Gaussian 98 A7 Processor Comparissons (1 CPU & 2 CPU)
Job = LADH Dimer (76723 Atoms) QMMM CIS/3-21G* QM on NADH residue
Gaussian Input file is here.
Route = #p CIS=(Direct, Nstates=4,conver=3)/3-21G* Charge Nosymm
%Mem = 256MB
Compiler options used:
SSE ON = PIII & AMD Athlon XP = PGF77 (3.2-4a) Portland Blas Library -Mvect=sse -r8 (-tp p6) 256 KB Cache
SSE OFF =
PIII & AMD Athlon XP = PGF77 (3.2-4a) Portland Blas Library -Mvect=256
KB Cache (-tp p6)
AMD Athlon = PGF77 (3.2-4a) Portland Blas Library -Mvect=prefetch (-tp athlon) 256KB Cache
System Specs Dual Intel PIII 800EB Dual AMD Athlon 1.2GHz MP AMD Athlon 1.4GHz AMD Athlon 1800XP 1.53GHz |
Timings
Processors | Time for Optimisation (s) | Speed as Function of 1xPIII 800 (time for PIII800/time for Proc) |
Single Processors | ||
PIII 800 | 20955.6 | 1 |
AMD 1.2GHz MP | 14345.7 | 1.460758276 |
AMD 1.4GHz | 13469.3 | 1.555804682 |
AMD 1800XP 1.53GHz SSE on | 13260.7 | 1.580278567 |
AMD 1800XP 1.53GHz SSE off | 12205.7 | 1.716869987 |
Dual Processors | ||
2 x PIII 800 | 14916.5 | 1.40486039 |
2 x AMD 1.2GHz MP | 8421.3 | 2.488404403 |
Conclusions:
The athlon 1800XP chip is faster than the 1.4GHz Athlon by a factor of 1.103 cf. the ratio of the clock speeds which is 1.093. Thus The new chip design is indeed faster than the old chip design but hardly by the sort of amounts AMD are touting.

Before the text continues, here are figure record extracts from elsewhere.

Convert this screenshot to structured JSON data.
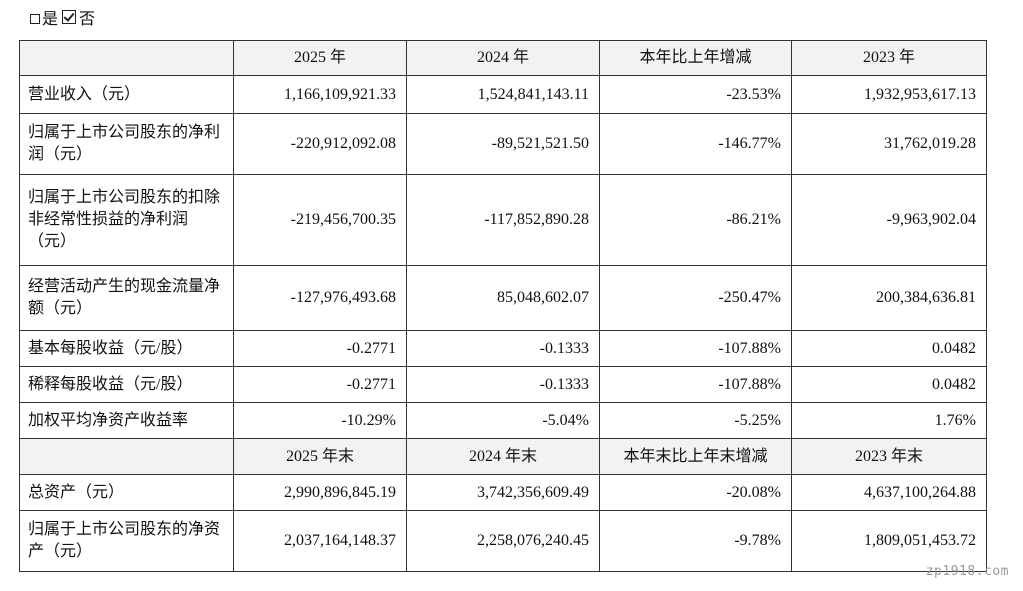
{
  "checkbox": {
    "yes_label": "是",
    "no_label": "否",
    "selected": "否"
  },
  "header1": [
    "2025 年",
    "2024 年",
    "本年比上年增减",
    "2023 年"
  ],
  "rows1": [
    {
      "label": "营业收入（元）",
      "values": [
        "1,166,109,921.33",
        "1,524,841,143.11",
        "-23.53%",
        "1,932,953,617.13"
      ]
    },
    {
      "label": "归属于上市公司股东的净利润（元）",
      "values": [
        "-220,912,092.08",
        "-89,521,521.50",
        "-146.77%",
        "31,762,019.28"
      ]
    },
    {
      "label": "归属于上市公司股东的扣除非经常性损益的净利润（元）",
      "values": [
        "-219,456,700.35",
        "-117,852,890.28",
        "-86.21%",
        "-9,963,902.04"
      ]
    },
    {
      "label": "经营活动产生的现金流量净额（元）",
      "values": [
        "-127,976,493.68",
        "85,048,602.07",
        "-250.47%",
        "200,384,636.81"
      ]
    },
    {
      "label": "基本每股收益（元/股）",
      "values": [
        "-0.2771",
        "-0.1333",
        "-107.88%",
        "0.0482"
      ]
    },
    {
      "label": "稀释每股收益（元/股）",
      "values": [
        "-0.2771",
        "-0.1333",
        "-107.88%",
        "0.0482"
      ]
    },
    {
      "label": "加权平均净资产收益率",
      "values": [
        "-10.29%",
        "-5.04%",
        "-5.25%",
        "1.76%"
      ]
    }
  ],
  "header2": [
    "2025 年末",
    "2024 年末",
    "本年末比上年末增减",
    "2023 年末"
  ],
  "rows2": [
    {
      "label": "总资产（元）",
      "values": [
        "2,990,896,845.19",
        "3,742,356,609.49",
        "-20.08%",
        "4,637,100,264.88"
      ]
    },
    {
      "label": "归属于上市公司股东的净资产（元）",
      "values": [
        "2,037,164,148.37",
        "2,258,076,240.45",
        "-9.78%",
        "1,809,051,453.72"
      ]
    }
  ],
  "watermark": "zp1918.com"
}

How they justify the 1800+ tag I don't know. Apparently this is supposed to be a comparison to the standard athlon range and not as is commonly misquoted a comparison to Intel P4's. Thus the PR department would seem to be stretching the truth a bit since a 1.8GHz standard athlon would probably be a lot quicker than the 1800+XP chip.
SSE
SSE on the PIII 800 works very well giving a speed up of around 12% for Gaussian. The Athlon XP now includes SSE extensions but they would appear to be pretty rubbish since turning them on actually slows down Gaussian.